The study population was a representative sample of the population served by our hypertension service. It may not reflect hypertensive patients who have never been referred to secondary care, however poor BP control and poor compliance are more likely to be present in a secondary care situation. Given the differences between studies of compliance, it is difficult to be sure how far our results can be generalised to other populations.

The self-regulatory model and in particular the beliefs about medicines and illness perception questionnaires are applicable to the study of compliance. Our findings support the relationships that have been theorised. More evidence to support the mediating role of health beliefs in compliance is needed, but our study has added to current knowledge in this area. Demographic variables are associated with beliefs as measured by the BMQ and IPQ-R in our study. It is not unreasonable to think that attitudes and beliefs may be different in different generations, with different levels of education or between men and women. The interaction between demographic variables, beliefs about illness and medicines and compliance is complex, and may differ between populations.

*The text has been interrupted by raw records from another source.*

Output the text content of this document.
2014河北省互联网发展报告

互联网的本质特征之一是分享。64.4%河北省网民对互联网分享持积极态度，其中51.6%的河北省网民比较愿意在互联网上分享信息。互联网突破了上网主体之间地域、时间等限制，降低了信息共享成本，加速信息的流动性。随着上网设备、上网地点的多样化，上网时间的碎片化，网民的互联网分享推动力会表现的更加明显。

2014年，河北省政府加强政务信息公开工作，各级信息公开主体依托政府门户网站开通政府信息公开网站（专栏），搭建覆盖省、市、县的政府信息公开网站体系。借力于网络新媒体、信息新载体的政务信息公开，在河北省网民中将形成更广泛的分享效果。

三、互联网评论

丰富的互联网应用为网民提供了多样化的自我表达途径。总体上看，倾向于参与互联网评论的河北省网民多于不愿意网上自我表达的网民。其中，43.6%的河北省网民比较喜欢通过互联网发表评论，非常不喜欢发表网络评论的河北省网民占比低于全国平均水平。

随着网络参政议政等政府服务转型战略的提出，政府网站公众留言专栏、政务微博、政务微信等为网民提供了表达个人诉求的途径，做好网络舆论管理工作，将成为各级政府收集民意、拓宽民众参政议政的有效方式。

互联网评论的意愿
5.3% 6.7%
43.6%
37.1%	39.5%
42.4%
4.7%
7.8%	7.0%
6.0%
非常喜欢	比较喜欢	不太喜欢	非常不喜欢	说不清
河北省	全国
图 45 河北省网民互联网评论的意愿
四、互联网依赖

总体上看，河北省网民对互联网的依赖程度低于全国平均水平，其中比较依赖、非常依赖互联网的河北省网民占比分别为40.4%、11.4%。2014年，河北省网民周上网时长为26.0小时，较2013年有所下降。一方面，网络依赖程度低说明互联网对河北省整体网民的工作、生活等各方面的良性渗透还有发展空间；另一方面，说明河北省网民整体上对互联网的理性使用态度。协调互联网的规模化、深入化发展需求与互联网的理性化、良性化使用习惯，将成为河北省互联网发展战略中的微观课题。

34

Exploring the health beliefs of patients may be important in achieving concordance. These questionnaires give researchers further ways of studying the psychological aspects of compliance and may be suitable for use in routine clinical practice. Further work is required to assess potential use in clinical practice and also to examine how and why patients form particular health beliefs. Health beliefs are also a possible target for interventions to improve compliance and thereby blood pressure. It may even be possible to make changes at a population level by changing the perceptions of illness and medication in society. This could in turn improve population BP control.